Several capabilities come together in that goal:

Understanding spoken requests that do not name an exact destination.
Using video and text to interpret an office environment.
Drawing on previously recorded video tours of the building.
Following visual directions, including a route sketched on a whiteboard.
Turning interpreted intent into physical movement through an action-generating algorithm.

Each piece matters because real-world robotics is unforgiving. A chatbot can answer again if it misunderstands a prompt. A robot has to move, turn and navigate among people, furniture and changing surroundings. That makes natural language useful, but only when it is connected to reliable perception and control.

A wider race in AI robotics

The Google DeepMind demo sits inside a broader push across academic and industry research labs. Researchers are exploring how large language models and vision language models can improve robot abilities. The source notes that the May program for the International Conference on Robotics and Automation listed almost two dozen papers involving the use of vision language models.

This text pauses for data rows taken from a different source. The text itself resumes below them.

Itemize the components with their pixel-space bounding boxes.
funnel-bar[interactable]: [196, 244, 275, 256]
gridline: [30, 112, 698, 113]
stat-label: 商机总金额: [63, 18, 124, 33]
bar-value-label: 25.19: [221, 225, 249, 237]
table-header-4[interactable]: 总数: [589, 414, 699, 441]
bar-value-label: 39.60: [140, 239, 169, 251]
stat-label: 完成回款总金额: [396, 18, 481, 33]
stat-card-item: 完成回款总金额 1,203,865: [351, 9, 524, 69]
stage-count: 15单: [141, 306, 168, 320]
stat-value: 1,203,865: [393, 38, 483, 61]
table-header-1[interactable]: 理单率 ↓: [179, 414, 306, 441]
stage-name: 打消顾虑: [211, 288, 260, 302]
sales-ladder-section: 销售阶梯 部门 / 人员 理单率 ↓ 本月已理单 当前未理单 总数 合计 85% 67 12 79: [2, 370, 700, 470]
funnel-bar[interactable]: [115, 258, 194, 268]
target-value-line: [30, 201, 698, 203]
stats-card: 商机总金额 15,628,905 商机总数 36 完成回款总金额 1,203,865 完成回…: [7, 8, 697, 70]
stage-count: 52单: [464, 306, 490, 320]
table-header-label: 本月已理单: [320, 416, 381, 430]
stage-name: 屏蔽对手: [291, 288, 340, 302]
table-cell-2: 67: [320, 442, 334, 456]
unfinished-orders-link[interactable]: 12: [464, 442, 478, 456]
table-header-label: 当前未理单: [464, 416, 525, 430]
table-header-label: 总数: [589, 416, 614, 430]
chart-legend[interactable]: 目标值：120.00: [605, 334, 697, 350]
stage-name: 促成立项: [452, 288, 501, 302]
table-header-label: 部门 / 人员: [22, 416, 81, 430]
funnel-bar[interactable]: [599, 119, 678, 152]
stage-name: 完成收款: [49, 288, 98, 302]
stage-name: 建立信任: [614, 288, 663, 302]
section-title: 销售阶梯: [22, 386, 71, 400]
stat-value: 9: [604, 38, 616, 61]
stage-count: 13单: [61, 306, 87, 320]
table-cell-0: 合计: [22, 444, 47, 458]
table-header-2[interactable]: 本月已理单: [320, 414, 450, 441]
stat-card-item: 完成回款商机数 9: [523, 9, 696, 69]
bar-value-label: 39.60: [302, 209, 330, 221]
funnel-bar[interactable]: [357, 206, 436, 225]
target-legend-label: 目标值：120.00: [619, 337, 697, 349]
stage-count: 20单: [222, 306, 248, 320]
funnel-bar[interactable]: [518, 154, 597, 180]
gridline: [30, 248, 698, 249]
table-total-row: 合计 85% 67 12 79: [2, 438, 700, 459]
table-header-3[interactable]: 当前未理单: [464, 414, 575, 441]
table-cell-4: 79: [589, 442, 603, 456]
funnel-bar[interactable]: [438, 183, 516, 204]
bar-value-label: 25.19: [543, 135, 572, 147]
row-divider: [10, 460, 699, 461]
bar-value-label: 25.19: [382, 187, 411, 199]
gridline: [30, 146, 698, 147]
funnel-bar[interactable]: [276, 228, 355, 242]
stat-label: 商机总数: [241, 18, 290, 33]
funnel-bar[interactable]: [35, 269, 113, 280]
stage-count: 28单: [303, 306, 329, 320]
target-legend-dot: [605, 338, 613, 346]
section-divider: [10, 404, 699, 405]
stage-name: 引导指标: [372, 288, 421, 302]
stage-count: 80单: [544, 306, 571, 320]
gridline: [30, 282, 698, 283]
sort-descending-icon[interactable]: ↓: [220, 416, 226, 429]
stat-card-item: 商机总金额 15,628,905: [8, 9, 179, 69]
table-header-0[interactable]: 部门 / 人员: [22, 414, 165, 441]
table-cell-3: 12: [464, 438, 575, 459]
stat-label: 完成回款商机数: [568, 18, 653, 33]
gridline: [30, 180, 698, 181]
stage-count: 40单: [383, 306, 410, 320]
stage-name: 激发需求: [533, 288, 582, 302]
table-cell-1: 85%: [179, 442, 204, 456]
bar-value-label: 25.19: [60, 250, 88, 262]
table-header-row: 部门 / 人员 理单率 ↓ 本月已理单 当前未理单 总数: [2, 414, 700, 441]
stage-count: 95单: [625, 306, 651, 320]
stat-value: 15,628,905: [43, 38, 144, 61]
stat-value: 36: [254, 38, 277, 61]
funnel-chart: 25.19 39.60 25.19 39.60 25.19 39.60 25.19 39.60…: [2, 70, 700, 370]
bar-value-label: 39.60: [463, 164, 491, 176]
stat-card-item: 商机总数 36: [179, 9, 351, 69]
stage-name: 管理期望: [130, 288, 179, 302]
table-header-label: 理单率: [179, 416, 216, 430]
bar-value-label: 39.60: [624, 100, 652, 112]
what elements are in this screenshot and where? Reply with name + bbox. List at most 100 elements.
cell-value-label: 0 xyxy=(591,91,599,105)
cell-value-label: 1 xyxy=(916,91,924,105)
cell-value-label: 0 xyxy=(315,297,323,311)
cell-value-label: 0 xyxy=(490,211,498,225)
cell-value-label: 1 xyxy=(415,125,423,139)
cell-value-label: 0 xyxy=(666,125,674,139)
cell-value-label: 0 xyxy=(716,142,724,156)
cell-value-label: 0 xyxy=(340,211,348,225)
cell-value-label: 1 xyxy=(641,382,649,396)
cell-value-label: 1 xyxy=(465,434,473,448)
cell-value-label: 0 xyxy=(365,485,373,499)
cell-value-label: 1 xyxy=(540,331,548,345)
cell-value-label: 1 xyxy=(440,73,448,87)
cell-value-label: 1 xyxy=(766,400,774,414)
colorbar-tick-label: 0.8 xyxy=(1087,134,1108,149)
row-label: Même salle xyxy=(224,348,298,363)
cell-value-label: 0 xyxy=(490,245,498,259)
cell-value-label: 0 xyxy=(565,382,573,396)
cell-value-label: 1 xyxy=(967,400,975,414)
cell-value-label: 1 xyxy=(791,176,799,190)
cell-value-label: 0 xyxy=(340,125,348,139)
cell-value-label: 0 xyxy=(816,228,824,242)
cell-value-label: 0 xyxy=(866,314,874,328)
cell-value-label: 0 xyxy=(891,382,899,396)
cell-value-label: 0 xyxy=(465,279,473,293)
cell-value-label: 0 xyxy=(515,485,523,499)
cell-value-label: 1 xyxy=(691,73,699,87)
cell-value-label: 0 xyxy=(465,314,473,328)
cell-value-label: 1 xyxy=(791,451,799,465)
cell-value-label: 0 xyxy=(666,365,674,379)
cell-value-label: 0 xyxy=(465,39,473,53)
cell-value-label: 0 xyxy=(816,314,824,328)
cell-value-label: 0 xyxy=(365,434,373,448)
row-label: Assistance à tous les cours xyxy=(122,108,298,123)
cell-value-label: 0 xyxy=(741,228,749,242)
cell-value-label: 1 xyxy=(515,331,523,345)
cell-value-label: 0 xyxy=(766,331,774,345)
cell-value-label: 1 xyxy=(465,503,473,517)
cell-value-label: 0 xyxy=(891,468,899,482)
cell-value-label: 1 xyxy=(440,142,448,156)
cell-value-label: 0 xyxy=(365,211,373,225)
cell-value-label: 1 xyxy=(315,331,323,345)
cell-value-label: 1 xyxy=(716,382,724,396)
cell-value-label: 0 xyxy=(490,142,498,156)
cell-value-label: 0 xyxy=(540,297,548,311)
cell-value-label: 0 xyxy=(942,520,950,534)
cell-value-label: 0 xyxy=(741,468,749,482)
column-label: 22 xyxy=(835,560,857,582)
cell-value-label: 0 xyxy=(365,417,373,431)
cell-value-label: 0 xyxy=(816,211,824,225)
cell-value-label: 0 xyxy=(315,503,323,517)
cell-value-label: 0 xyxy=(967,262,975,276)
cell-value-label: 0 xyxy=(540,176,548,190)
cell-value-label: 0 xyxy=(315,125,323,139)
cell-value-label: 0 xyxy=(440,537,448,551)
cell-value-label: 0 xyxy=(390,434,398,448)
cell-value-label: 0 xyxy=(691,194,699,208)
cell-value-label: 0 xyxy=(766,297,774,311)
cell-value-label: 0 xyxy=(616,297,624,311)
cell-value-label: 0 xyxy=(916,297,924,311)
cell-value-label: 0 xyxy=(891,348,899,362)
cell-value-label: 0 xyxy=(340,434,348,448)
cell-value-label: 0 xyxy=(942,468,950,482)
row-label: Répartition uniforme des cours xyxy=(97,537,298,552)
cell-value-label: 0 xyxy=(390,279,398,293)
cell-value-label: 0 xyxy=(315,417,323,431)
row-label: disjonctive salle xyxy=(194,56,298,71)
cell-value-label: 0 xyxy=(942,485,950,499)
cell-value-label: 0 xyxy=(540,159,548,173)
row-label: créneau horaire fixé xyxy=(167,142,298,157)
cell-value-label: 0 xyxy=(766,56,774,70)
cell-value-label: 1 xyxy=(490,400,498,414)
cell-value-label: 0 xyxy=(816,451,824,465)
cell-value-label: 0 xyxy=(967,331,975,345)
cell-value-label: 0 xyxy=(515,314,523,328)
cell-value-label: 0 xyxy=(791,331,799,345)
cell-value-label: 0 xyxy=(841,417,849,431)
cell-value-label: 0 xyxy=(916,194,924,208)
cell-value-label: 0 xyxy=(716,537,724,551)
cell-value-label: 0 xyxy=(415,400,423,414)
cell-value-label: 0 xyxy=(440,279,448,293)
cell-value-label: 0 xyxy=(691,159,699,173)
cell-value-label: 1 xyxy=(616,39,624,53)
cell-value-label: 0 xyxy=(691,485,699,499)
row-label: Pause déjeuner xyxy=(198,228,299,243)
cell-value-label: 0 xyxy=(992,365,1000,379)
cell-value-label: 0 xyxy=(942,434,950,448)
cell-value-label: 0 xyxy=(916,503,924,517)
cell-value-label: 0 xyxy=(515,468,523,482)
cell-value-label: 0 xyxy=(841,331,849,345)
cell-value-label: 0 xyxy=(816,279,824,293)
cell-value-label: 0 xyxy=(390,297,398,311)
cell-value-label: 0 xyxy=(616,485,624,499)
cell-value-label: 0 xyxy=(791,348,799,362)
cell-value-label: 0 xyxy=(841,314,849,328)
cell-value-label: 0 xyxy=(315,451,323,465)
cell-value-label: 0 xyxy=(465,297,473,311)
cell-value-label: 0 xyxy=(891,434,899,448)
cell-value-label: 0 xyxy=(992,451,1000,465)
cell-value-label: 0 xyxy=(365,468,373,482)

Investment is moving in the same direction. Several researchers involved with the Google project later left the company to found Physical Intelligence, which received an initial $70 million in funding. The company is working to combine large language models with real-world training so robots can develop more general problem-solving abilities.

Skild AI, founded by roboticists at Carnegie Mellon University, has a similar goal. This month it announced $300 million in funding. Those figures show that the race is not limited to research papers or controlled demonstrations. Startups are trying to turn advances in AI into more capable machines.

Demis Hassabis, CEO of Google DeepMind, had already pointed toward this direction when Gemini was introduced in December. He told WIRED that Gemini’s multimodal capabilities would likely unlock new robot abilities, and said researchers at the company were testing the model’s robotic potential. In May, Hassabis also showed an upgraded version of Gemini that could make sense of an office layout through a smartphone camera.

What comes next

The researchers say they plan to test the system on different kinds of robots. That step matters because a wheeled office helper is only one form factor. If the approach works more broadly, the same kind of model-based understanding could support other machines with different bodies and tasks.

They also suggest Gemini should be able to handle more complex questions. One example from the paper is “Do they have my favorite drink today?” from a user whose desk has many empty Coke cans. The point is not just recognizing a drink. It is connecting a personal pattern, a current request and the surrounding context.

That is why this project is larger than a single office robot. It shows how AI systems that understand language, video and images may give robots a more flexible interface with the world. The challenge now is to make that understanding dependable enough for everyday use beyond a polished demo.